We cannot yet assume a Ukrainian victory, however, and do not know how this war will end. We cannot say that Putin has lost strategically (despite endemic Russian tactical incompetence and repeated operational failures) simply because he has not yet won. Ukraine has inflicted devastating battlefield defeats on Russian forces. The Russian military will struggle to replace its substantial losses for years to come. Ukraine is poised to conduct further counteroffensives in 2023 after the ongoing Russian offensive in Luhansk Oblast culminates. Western unity behind Ukraine remains high, and Putin has lost ground in the global information space. Nonetheless, the Russian military remains dangerous, Putin’s objectives have not changed, and even a partial Russian victory would be crippling for Ukraine.

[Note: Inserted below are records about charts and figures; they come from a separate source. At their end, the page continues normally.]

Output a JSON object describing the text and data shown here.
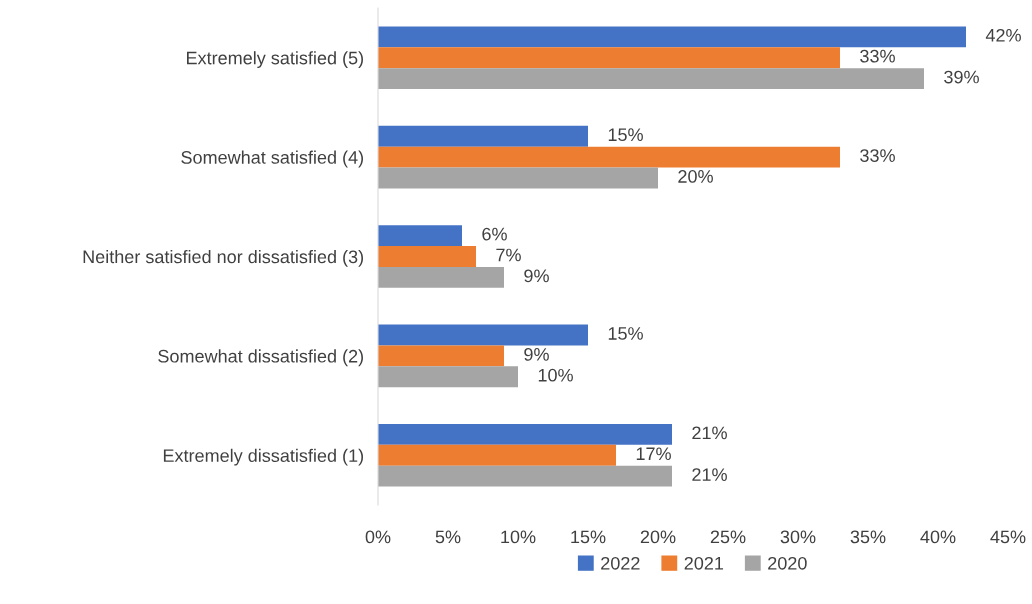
{
  "chart_data": {
    "type": "bar",
    "orientation": "horizontal",
    "categories": [
      "Extremely satisfied (5)",
      "Somewhat satisfied (4)",
      "Neither satisfied nor dissatisfied (3)",
      "Somewhat dissatisfied (2)",
      "Extremely dissatisfied (1)"
    ],
    "series": [
      {
        "name": "2022",
        "color": "#4472c4",
        "values": [
          42,
          15,
          6,
          15,
          21
        ],
        "value_labels": [
          "42%",
          "15%",
          "6%",
          "15%",
          "21%"
        ]
      },
      {
        "name": "2021",
        "color": "#ed7d31",
        "values": [
          33,
          33,
          7,
          9,
          17
        ],
        "value_labels": [
          "33%",
          "33%",
          "7%",
          "9%",
          "17%"
        ]
      },
      {
        "name": "2020",
        "color": "#a5a5a5",
        "values": [
          39,
          20,
          9,
          10,
          21
        ],
        "value_labels": [
          "39%",
          "20%",
          "9%",
          "10%",
          "21%"
        ]
      }
    ],
    "xlim": [
      0,
      45
    ],
    "xticks": [
      {
        "value": 0,
        "label": "0%"
      },
      {
        "value": 5,
        "label": "5%"
      },
      {
        "value": 10,
        "label": "10%"
      },
      {
        "value": 15,
        "label": "15%"
      },
      {
        "value": 20,
        "label": "20%"
      },
      {
        "value": 25,
        "label": "25%"
      },
      {
        "value": 30,
        "label": "30%"
      },
      {
        "value": 35,
        "label": "35%"
      },
      {
        "value": 40,
        "label": "40%"
      },
      {
        "value": 45,
        "label": "45%"
      }
    ],
    "grid": false,
    "legend": "bottom"
  }
}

Putin is unlikely to ever change his maximalist intent to secure control over Ukraine. Putin has long rejected Ukrainian sovereignty and the existence of an independent Ukrainian nation, repeatedly claiming that Russia “created” Ukraine, and only Russia can be the “single real guarantee of Ukrainian sovereignty.” As ISW fellow Nataliya Bugayova argues, Putin has tried to gain control over Ukraine in increasingly extreme ways for two decades—first seeking to dominate Ukraine’s politics in the 2000s and early 2010s; through military intervention in 2014 and manipulating the Minsk II peace framework afterwards; and finally resorting to a full-scale and likely genocidal invasion in 2022. Putin has only abandoned each of these efforts to control Ukraine after being defeated and will not abandon his current invasion easily—but Ukraine can and must defeat him again.